Easy, Slow Dynamic Analysis With the LLVM Interpreter

January 24, 2013

In systems/languages/architecture/et cetera research, one often needs a quick and dirty dynamic analysis: you need to observe or manipulate what a program does at runtime. The usual approach to this is instrumentation. You use dynamic instrumentation tools like Pin or DynamoRIO or static instrumentation with ASM for Java or an LLVM pass to add the necessary code to the program under analysis. This works great, and can perform well if the instrumentation isn’t too heavy, but it can also be a headache: inserting just the right instructions to call into your runtime library is error-prone and less convenient than writing application-level code.

Another approach is interpretation. With an interpreter, you don’t have to bother with inserting assembly or bytecode—you can just hack the interpreter’s behavior directly. While a simple, extensible interpreter is likely to be slow, this approach can make sense in situations when performance isn’t very important, such as during exploration phases or while prototyping an analysis that will eventually be implemented with instrumentation.

For a current project, I need to observe executions of C/C++ programs compiled to LLVM bitcode. And, fortunately, LLVM ships with a bitcode interpreter. It’s slow but it works. Less fortunately, however, this interpreter is not meant to be extended to do dynamic analysis. So I’ve thrown together a quick pile of hacks, called ExtensibleInterpreter, that wraps the interpreter but allows clients to interpose on instruction execution.

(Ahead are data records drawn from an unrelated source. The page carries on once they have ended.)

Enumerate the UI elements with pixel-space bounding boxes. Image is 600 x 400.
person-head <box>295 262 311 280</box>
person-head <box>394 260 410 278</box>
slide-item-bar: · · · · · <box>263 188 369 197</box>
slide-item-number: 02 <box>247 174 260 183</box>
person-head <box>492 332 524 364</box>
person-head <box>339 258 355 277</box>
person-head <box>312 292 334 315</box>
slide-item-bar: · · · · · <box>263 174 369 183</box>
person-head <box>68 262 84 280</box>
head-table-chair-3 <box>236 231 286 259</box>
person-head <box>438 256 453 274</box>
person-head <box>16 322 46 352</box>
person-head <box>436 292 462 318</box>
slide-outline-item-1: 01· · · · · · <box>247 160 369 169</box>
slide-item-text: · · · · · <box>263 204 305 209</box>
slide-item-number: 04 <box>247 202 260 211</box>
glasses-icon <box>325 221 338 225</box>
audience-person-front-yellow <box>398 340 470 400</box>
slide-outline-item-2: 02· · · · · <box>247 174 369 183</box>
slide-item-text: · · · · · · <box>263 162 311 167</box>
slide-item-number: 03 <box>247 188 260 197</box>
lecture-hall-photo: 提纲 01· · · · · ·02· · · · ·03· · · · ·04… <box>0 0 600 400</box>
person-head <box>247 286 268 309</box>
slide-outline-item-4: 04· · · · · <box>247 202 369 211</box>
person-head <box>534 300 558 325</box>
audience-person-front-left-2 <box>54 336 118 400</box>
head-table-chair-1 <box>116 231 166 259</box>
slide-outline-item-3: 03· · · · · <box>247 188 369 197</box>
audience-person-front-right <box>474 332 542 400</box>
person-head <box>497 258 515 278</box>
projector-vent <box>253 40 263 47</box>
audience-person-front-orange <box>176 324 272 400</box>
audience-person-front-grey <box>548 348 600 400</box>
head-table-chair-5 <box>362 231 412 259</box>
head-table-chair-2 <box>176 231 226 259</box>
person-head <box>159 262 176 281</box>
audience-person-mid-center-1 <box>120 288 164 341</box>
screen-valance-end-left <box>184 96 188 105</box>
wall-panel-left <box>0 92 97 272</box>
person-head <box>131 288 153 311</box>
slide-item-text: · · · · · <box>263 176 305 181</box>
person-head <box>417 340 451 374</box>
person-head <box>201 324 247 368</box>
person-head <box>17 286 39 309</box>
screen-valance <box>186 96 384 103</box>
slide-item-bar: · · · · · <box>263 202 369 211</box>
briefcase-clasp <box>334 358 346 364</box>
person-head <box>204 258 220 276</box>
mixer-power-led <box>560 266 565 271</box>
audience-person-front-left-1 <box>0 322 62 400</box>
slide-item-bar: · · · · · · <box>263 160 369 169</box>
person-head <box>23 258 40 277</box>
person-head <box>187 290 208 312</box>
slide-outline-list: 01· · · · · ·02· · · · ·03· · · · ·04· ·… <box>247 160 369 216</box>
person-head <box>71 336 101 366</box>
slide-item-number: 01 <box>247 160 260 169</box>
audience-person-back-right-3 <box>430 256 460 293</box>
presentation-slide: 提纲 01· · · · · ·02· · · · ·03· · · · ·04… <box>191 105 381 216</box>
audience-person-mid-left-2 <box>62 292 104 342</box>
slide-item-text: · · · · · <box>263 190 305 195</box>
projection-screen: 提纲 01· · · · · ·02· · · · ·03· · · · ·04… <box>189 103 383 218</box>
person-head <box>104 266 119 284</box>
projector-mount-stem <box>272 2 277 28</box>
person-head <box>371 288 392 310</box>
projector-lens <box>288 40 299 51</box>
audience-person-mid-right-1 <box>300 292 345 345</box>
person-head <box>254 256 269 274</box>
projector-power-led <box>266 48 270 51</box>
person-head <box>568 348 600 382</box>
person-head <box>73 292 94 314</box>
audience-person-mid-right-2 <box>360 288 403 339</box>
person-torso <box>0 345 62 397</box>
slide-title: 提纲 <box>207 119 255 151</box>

Here’s what a simple tracing interpreter looks like:

class Tracer : public ExtensibleInterpreter {
public:
    Tracer(Module *M) : ExtensibleInterpreter(M) {};
    virtual void execute(Instruction &I) {
        I.dump();
        ExtensibleInterpreter::execute(I);
    }
};

You can interpose on the execution of every instruction. Here, the interpreter just dumps a representation of the instruction and calls the superclass’ execute() method to interpret it as normal. But you can write arbitrary C++ code to implement your analysis.

More information about using the ExtensibleInterpreter is available on the README. If you don’t look too closely at the horrible hacks behind the curtain, this technique might be useful for your next quick, one-off dynamic analysis.